Il est question ici de courage, d’ignorance, de servitude heureuse, de bêtise. Autant de sujets que nous avons eu à plusieurs reprises l’occasion d’aborder ensemble.

Après une entrée en matière non dénuée d’ironie et agrémentée de treize citations d’une grande profondeur, c’est avec le sens de la dérision que Boualem Sansal donne le ton du livre, avec « en guise de préambule, une interview qui n’a pas eu lieu et qui, normalement, jamais ne pourrait avoir lieu ». Il y évoque différents thèmes qui ne peuvent nous laisser indifférents.

La liberté d’expression en question

Lorsqu’on connaît le sort qui est réservé actuellement à cet écrivain algérien par un régime peu ouvert à la liberté d’expression, on mesure le risque qu’il y a à aborder un certain nombre de thèmes pourtant tout à fait simples et fondamentaux mais qui dérangent certains.

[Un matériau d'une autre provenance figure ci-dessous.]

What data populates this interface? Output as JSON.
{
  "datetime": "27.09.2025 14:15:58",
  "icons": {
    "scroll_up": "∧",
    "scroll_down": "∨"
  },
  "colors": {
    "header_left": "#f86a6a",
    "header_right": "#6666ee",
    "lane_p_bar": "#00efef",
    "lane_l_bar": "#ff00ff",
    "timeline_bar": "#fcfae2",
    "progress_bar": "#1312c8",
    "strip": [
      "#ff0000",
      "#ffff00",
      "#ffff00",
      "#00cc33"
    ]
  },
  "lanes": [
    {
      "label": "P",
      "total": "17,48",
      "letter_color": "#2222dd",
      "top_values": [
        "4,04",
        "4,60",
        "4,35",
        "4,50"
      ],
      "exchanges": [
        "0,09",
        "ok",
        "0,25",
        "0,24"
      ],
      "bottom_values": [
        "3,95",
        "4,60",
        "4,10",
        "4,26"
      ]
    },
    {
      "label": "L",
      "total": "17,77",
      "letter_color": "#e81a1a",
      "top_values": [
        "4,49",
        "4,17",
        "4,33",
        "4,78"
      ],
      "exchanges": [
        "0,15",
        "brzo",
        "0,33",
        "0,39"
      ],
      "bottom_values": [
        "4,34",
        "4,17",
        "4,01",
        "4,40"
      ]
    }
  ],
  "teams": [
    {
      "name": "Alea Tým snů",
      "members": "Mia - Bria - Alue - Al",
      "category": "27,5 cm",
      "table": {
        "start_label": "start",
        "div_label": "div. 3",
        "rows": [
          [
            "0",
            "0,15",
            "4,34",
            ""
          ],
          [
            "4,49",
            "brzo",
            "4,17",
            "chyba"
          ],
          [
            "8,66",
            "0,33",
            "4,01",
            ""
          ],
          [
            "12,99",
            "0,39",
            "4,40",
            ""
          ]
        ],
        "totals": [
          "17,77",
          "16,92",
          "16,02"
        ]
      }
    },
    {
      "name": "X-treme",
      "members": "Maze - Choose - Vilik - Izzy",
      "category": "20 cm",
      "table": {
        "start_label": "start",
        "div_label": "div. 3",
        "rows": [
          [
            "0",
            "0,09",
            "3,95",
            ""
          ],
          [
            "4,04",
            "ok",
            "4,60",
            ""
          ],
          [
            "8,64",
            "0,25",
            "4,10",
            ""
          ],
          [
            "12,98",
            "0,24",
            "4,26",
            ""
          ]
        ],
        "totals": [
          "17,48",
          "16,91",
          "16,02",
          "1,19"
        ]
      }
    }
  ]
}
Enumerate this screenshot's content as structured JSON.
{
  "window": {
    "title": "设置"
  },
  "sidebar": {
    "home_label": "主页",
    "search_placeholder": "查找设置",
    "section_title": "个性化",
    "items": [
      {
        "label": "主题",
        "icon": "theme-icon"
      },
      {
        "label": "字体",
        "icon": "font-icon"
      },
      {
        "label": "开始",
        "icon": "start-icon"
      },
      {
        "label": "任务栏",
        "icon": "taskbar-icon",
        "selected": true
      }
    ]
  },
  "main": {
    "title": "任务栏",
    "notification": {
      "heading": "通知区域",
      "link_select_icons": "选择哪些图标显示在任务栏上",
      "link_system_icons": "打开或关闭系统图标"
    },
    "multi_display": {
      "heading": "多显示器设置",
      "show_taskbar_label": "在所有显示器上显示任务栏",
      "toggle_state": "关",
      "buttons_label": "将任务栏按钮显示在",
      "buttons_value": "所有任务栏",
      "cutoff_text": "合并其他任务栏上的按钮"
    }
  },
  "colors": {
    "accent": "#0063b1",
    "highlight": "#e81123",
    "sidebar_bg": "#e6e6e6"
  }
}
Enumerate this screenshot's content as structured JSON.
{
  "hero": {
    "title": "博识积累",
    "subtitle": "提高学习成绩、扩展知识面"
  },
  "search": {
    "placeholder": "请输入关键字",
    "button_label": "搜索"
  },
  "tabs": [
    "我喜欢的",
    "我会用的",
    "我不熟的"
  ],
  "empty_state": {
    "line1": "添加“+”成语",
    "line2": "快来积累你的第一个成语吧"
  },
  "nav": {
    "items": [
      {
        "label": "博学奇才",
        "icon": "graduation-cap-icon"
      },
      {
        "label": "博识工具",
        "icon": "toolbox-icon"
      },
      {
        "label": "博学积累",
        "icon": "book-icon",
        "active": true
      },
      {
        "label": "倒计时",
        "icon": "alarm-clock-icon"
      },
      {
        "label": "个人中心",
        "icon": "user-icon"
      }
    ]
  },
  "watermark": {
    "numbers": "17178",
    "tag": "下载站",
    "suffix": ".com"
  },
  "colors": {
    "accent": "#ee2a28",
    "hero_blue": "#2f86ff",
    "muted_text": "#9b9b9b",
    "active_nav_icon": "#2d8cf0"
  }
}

Lui qui est connu et reconnu pour ses évocations des dangers des fanatismes et autres formes de totalitarismes, en est victime aux premières loges, avec d’autres qui ont l’heur de déplaire aux esprits simples et hermétiques incapables de concevoir un monde étranger à leurs vues intolérantes.

Faisant mine de répondre à ce jeune journaliste français imaginaire qui lui demande de s’exprimer sur la culture et la langue françaises, lui qui aime la France, est de culture française, y a écrit et y a reçu de nombreuses récompenses, voici ce qu’il écrit :

« Ai-je compétence, ai-je même intérêt à m’exprimer ? Je vais me mettre à dos des gens puissants, me faire des ennemis. Et puis vous surestimez ma notoriété. En France je ne suis connu que de mes amis et de mon éditeur, quand même, qui me paie et m’héberge. En Algérie, que de mes ennemis qui sont légion, croyez-moi bien, il y a comme un concours national ouvert autour de ma personne, c’est à qui me haïra le plus. Être un mauvais Algérien en Algérie, c’est mal, avoir en plus en France la réputation d’être un Algérien sérieux, c’est pire que tout ».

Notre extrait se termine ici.